The firemen raced to the next manhole at Sheppard and Park Avenue, pulled the cover, and descended into the sewer. By that time the wall of water was already receding, making it easier to search for Messner with spotlights and to call out to him on megaphones. The firemen, wearing gas masks because of the danger of exposure to sewer gas, worked their way down Shepherd Street, opening manholes and descending, hoping to find that Messner had somehow resisted the rushing water and had found something to grab onto along the sewer as he swept by. They opened manholes all the way to where the sewer reached the next main in the 1100 block of Hermitage Road, and there it joined a mammoth tunnel that emptied into the river near 14th Street.
James Messner’s body was found near here, in the shadow of the I-95 bridge.

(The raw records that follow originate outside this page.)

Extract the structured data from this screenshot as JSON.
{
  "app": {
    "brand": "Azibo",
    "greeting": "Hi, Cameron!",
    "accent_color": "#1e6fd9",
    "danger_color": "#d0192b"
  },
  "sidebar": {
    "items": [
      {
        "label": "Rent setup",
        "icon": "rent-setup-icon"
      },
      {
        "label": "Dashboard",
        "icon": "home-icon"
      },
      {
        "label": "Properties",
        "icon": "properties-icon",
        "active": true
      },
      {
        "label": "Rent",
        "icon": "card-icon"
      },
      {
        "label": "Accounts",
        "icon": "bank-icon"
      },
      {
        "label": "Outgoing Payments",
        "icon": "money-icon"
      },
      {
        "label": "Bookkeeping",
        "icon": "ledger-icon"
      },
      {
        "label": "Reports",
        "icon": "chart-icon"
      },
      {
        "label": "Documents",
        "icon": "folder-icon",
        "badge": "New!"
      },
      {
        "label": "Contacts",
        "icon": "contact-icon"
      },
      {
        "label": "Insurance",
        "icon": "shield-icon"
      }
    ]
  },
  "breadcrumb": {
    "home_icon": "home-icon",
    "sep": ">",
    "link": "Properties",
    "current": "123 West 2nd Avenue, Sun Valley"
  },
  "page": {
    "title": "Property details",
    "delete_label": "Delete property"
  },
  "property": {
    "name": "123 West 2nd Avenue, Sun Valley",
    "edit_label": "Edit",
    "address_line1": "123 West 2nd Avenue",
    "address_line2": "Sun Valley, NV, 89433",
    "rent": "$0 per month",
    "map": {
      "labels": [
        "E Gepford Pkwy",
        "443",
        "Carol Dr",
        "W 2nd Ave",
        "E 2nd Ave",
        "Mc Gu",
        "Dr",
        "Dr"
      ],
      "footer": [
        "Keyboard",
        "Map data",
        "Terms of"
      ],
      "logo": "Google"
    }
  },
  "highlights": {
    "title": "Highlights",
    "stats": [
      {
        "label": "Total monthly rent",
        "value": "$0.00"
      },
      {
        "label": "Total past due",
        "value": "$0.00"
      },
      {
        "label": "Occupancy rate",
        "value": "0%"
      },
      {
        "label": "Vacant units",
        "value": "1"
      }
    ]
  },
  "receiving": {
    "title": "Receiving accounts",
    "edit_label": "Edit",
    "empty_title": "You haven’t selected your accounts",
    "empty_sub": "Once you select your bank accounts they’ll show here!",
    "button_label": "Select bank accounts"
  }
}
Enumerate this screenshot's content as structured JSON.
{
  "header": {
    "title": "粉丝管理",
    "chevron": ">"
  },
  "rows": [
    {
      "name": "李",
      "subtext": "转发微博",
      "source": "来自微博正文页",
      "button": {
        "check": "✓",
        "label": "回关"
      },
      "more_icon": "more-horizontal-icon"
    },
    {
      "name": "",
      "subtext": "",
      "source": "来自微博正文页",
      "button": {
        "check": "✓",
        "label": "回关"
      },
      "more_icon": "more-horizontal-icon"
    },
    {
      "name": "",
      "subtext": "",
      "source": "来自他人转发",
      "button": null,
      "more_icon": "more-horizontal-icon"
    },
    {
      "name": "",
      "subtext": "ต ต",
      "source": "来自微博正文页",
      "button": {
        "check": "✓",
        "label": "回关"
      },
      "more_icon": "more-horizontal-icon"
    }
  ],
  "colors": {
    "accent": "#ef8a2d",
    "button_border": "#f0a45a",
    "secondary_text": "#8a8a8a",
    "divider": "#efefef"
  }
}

Friday, the search continued with firemen again entering the sewer system, a tugboat searching the river below the city, and others dragging the river near the enormous sewer opening. Two volunteers in an outboard boat joined the search, and they were the ones who discovered Messner’s body in the James River, sprawled on a sandbar near what is now the I-95 bridge. He was three miles away from where he descended into the manhole at Patterson and Belmont. Messner was buried in the cemetery at Hebron Baptist Church in King William County, his Death Certificate specifying the cause of death: “Drowning - due to flash-flood in sewer.”
James Messner
was a City of Richmond employee who died a dreadful, disorienting death,
drowning while tumbling helplessly in the stinking black darkness below the
streets. His sister noted on his grave marker he was “killed in the line of
duty.” Richmond’s first responders are usually thought of as
working in the most dangerous circumstances and occasionally being seriously
injured in the course of their duties. While his is not a sacrifice of the kind characterized
as “heroic,” Messner nevertheless did die while serving the people of Richmond.
As recently as September 2023 a City of Richmond employee named Derrick Christian
was crushed by a tree in Libby Hill Park. Christian, like James Messner, gave
their lives improving this city where we live, and deserve to not be forgotten.